Uno de los artífices del uso de la sangre para debilitar el gobierno y convertir a Chávez en un monstruo fue Alberto Federico Ravell, quien tomó cursos en programas dirigidos por la CIA, sobre terror mediante los medios.
Lo que más importa (dejado por la tormenta) es el reguero rojo y bendito de ese líquido milagroso al que hay que sacarle el mayor provecho posible desde los medios.
Congelar la imagen sobre los coágulos esponjosos, elevar al máximo su horror y hacerlo crudamente, repugnantemente.

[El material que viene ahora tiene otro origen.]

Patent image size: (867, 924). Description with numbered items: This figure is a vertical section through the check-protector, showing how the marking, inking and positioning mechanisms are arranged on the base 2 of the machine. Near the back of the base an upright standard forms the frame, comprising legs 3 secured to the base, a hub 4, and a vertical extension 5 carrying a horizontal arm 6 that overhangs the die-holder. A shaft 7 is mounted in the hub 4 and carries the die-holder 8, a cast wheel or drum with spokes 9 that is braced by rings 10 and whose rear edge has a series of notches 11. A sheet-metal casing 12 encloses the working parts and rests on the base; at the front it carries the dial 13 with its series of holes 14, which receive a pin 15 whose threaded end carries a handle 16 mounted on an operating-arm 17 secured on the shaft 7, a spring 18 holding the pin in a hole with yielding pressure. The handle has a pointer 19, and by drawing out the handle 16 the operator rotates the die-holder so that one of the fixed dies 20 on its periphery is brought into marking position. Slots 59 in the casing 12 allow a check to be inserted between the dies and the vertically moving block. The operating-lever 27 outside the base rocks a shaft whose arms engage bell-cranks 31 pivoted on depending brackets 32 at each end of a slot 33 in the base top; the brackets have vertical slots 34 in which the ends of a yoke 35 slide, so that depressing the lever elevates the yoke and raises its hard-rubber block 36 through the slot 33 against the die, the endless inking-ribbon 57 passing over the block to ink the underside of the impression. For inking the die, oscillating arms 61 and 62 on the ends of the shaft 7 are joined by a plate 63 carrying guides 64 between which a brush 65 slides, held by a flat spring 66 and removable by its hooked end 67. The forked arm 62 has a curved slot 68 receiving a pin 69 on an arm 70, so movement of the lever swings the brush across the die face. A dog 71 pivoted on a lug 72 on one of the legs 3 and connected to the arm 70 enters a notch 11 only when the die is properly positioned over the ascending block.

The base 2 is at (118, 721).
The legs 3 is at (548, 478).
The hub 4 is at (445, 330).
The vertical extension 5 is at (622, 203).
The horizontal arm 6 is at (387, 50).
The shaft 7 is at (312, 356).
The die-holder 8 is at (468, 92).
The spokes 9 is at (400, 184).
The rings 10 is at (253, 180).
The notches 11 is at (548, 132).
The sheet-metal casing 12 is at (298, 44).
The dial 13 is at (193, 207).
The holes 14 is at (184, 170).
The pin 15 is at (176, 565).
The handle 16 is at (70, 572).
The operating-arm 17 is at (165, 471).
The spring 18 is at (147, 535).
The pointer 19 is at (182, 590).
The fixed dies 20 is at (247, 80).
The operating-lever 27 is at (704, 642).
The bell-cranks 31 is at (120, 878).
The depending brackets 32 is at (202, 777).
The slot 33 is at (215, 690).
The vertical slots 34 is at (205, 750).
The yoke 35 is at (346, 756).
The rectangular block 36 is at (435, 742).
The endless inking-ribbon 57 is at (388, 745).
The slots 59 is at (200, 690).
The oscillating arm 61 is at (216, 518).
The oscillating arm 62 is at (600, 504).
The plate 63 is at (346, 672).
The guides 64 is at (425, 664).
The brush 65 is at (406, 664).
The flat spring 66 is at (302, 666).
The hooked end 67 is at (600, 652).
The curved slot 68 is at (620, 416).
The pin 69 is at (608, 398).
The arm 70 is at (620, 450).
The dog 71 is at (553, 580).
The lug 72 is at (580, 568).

Regusto nauseabundo, pero válido, para eso fue creada la democracia establecida y aceptada por Estados Unidos y Europa, porque de otro modo primaria la censura de prensa; aún persiste la guerra, todavía reverbera el placer por acrecentar los enfrentamientos.
La única reflexión que admiten la clase de los tipos como Napoleón Bravo y Alberto Federico Ravel es la de los metales, es decir que les choque la luz y ésta rebote para el carajo.

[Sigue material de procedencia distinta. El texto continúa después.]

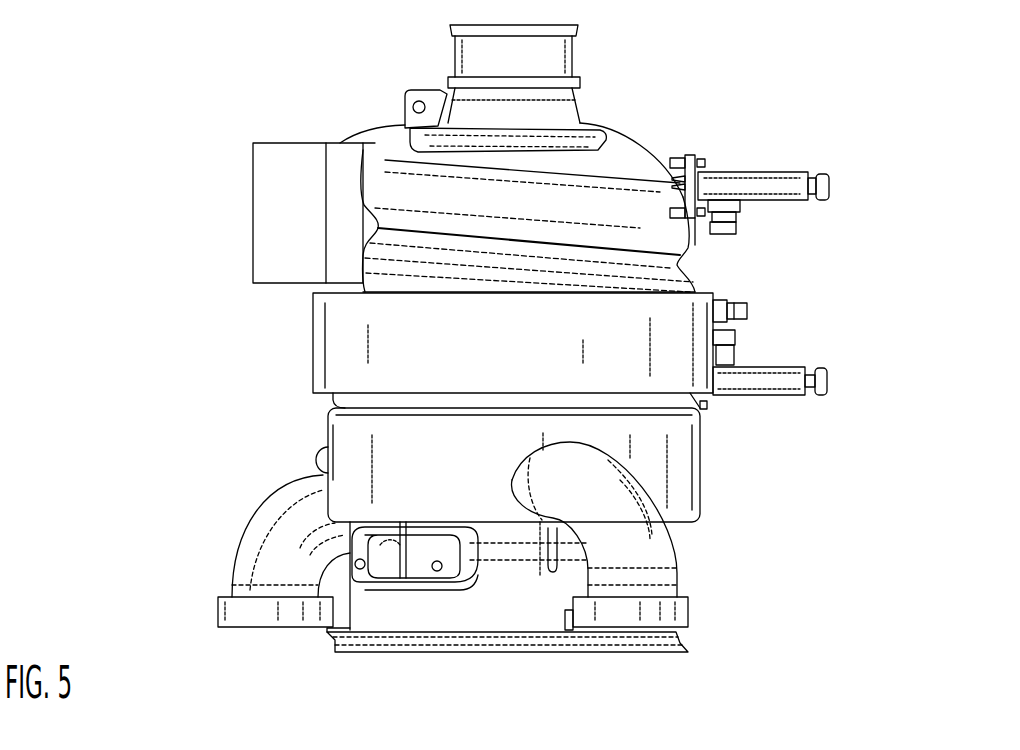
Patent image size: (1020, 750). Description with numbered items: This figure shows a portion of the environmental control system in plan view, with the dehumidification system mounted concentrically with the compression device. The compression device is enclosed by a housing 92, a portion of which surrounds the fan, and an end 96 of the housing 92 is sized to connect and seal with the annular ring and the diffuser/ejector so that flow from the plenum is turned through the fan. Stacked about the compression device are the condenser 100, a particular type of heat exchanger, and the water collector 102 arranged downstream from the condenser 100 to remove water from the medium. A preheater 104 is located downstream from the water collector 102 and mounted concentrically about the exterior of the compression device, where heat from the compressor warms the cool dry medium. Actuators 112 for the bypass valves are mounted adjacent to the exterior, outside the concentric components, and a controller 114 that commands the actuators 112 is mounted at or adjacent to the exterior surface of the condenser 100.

El propósito entonces era hacerle sentir al gobierno el horror de Lady Macbeth ante la sangre del rey asesinado:
Todavía hay aquí una mancha... Fuera mancha maldita. ¡Siempre el hedor de la sangre!... Todas las esencias de la Arabia no desinfectarían esta pequeña mano mía...
Imbuido en el arte y en el placer de lo bajuno, sucio y tétrico que procura retener la hondura de la llaga del enfrentamiento; el espeso río oscuro de la bilis, el odio demencial y la ceguera maldiciente de estos quincalleros de vísceras y borrascas.
Lo que quedó de la Huelga Indefinida, del tropel de los espantos militares en pantalla y del reverberar de las tensiones que explotaron en Chuao, fue la sangre.
Aterrar, aterrar y aterrar, hurgando en esa demencia púrpura, metiéndosela cada segundo a ese proclive idiota al que se le puede volverse a sacar de su casa para que vaya al frente de otra marcha, mientras que los que confeccionan la putrefacción de estas imágenes gozan desde sus poltronas viendo los cuerpos retorcerse, viendo arquearse a cualquier pobre diablo por un tiro “inocente”.
Había que hacerlos marchar una y mil veces para que las calles recobraran el bello color púrpura de las manchas sanguinolentas y las pantallas de las casas se saturen de nuevo del horror, de la angustia y del pánico.
Secuestrar los cadáveres, usar a los muertos una y mil veces para que no decaiga la ebriedad de la venganza; llamar a los familiares de estas víctimas y penetrar en ellos el punzón de la fobia encarnizada para que los redentores de los asesinatos sepan que no habían quedado desamparados.
Empapar en esa sangre que aún reverberaba en el nimbo enmarañado de las úlceras por venir. ¿Qué serían de un Napoleón Bravo y Alberto Federico Ravell sin aquellas rutilantes úlceras en carne viva, sin aquellas camisas cruzadas por la metralla y sin aquella sangre serosa, sin aquel vaho pavoroso de las lágrimas que aquella sangre todavía era capaz de hacer derramar?